The man’s eyes shifted back and forth.  “Sorca Isle is our home,” he said.  “There are more—they will know if you hurt us.”

With a gentle wave of his hands, Arn lowered his spear point, but kept his grip on it tight.  He smiled, without showing his teeth, but the man didn’t relieve his tense position.  “I’ve been here for weeks,” he said.  “I’ve looked for your tribe.”

“We know.  Our scouts have seen you.  You are the lost one, you live in the dark place, with your hideous face,” the man said.

Arn rubbed his molars with his tongue.  “I only want peace for us both.  My tribe lives on Razaad, across the Deep.”

“So said the last man who came from that isle.  He went into the dark place and never returned,” the warrior said, still pointing his spear toward Arn.  He was shirtless, save a few leather straps, and covered in sharp muscles.  Arn could not bargain on which of them would win in a duel. “You will leave or face the same fate, but my people will have no part of it.”

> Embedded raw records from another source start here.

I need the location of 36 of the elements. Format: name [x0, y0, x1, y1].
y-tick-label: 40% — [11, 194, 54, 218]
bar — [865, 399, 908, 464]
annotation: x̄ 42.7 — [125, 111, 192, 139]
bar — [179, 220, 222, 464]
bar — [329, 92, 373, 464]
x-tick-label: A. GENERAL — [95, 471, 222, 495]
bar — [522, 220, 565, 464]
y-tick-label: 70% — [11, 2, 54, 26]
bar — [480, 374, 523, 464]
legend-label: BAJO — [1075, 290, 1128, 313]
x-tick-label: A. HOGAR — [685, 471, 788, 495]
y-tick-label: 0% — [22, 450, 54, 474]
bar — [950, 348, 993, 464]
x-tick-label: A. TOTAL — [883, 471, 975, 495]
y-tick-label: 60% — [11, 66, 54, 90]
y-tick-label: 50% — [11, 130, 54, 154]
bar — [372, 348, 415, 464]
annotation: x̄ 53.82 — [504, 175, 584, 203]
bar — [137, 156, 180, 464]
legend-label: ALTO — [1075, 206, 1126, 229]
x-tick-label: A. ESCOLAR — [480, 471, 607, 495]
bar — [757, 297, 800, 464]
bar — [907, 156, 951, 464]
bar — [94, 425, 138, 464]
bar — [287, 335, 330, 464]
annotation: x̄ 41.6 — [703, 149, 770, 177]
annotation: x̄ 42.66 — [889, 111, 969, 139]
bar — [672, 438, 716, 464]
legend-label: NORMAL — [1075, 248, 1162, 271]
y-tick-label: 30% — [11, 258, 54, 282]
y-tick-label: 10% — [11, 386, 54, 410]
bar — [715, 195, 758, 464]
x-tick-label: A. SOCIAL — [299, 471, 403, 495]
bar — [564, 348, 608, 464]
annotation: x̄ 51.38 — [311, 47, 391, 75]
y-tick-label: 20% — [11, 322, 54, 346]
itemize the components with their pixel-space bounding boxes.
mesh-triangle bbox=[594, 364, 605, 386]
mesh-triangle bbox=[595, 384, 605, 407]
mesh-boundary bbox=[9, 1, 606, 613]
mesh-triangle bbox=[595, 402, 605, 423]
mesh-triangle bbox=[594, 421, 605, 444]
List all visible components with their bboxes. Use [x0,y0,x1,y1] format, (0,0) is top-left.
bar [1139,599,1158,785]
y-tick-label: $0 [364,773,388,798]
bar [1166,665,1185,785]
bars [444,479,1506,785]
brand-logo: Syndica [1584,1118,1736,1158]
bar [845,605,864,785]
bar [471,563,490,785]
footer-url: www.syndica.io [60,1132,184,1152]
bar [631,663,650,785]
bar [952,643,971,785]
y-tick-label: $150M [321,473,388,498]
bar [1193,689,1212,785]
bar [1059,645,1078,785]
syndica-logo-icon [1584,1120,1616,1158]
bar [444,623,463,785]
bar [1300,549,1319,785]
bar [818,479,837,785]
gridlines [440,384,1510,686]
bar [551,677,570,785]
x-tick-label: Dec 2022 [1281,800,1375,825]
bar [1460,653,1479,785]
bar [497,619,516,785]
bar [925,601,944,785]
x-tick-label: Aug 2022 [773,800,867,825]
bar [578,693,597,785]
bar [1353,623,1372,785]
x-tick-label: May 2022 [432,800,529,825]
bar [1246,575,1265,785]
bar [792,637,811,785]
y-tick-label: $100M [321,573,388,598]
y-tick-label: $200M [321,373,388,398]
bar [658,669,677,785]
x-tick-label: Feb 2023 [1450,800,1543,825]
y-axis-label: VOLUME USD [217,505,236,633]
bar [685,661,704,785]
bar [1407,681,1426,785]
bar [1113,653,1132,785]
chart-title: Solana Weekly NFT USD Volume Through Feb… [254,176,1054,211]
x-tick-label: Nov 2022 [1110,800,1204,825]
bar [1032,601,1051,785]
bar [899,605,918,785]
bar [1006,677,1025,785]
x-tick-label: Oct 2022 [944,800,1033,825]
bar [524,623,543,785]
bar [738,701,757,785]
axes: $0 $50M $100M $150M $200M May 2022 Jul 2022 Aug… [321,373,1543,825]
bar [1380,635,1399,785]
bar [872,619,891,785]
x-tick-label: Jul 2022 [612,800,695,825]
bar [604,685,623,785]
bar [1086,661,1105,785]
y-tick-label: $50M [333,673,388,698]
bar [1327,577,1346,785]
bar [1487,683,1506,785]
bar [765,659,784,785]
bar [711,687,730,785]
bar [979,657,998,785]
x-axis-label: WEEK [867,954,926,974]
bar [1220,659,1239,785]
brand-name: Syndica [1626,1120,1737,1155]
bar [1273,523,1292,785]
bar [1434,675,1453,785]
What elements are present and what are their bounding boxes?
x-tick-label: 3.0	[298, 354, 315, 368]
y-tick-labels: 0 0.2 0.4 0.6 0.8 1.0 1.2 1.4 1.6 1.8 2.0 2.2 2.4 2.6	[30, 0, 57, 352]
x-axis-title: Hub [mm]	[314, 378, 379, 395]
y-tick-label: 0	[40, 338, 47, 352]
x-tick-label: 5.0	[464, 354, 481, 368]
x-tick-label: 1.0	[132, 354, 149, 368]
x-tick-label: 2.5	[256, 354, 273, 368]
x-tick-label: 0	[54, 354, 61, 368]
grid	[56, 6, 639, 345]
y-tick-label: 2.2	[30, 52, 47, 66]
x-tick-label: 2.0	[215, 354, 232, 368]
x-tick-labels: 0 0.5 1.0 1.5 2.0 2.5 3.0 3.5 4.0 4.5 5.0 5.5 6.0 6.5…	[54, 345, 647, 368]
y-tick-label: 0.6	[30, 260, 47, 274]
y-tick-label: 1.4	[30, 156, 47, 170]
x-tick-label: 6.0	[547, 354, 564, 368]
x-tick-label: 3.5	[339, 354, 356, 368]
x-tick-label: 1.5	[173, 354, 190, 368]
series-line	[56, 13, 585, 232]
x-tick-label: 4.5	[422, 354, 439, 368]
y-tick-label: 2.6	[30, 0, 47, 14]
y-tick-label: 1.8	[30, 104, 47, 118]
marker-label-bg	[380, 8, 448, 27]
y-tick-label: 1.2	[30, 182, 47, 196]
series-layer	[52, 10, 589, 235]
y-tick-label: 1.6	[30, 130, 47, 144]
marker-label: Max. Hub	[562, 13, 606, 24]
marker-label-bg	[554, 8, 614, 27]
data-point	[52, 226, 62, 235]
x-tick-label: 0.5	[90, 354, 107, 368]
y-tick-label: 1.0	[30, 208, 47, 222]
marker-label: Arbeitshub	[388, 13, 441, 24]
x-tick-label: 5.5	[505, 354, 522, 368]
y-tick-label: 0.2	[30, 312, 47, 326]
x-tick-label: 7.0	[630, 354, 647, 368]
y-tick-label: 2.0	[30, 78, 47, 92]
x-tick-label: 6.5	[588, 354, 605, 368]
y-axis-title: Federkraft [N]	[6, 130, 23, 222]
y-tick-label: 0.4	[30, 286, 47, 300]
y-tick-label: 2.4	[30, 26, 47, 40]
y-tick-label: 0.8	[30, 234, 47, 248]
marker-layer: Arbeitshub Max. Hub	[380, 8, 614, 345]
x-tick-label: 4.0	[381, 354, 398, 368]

“Please.  Tell your people I will not die in the ruins.  I want only friendship and prosperity.” Arn took a step back, tipping his head.  He kept his face down then… the man had called him hideous.  The child had shrieked.  If Arn was a monster, so be it—but for now he had to hide that face.  He had to play the part of a leaf-eater, for the advantages it would gain him.

“Take your lies and your corrupting tongue from my daughter’s presence,” the man said.

Arn tipped his head deeper and stepped back a pace.  The man and girl did not move until long after he returned to the cover of the forest.  He laid in wait until they cautiously left the beach.  They travelled southward, up the hill where Arn had first lived on Scoa.

The hunter from Razaad gave silent pursuit, gently picking his way through the foliage.  Their movements were as silent as the leaf-eaters, it seemed, and Arn could not follow them long.  In the hills, Arn lost sight of them.  He paused to listen for them, but heard only the cracking of twigs under the feet of other wildland creatures, the drops of water in swamp streams, the echo of bird cries overhead.  Arn had once been the greatest hunter on Razaad—but this was not Razaad.

If there was a tribe on Scoa, they were like spirits, drifting through the trees.  They had survived here, with the screechers, for generations, and had become as quiet as the fog.  Arn stood in the shrouded woodland wordless again and chilled to the bone.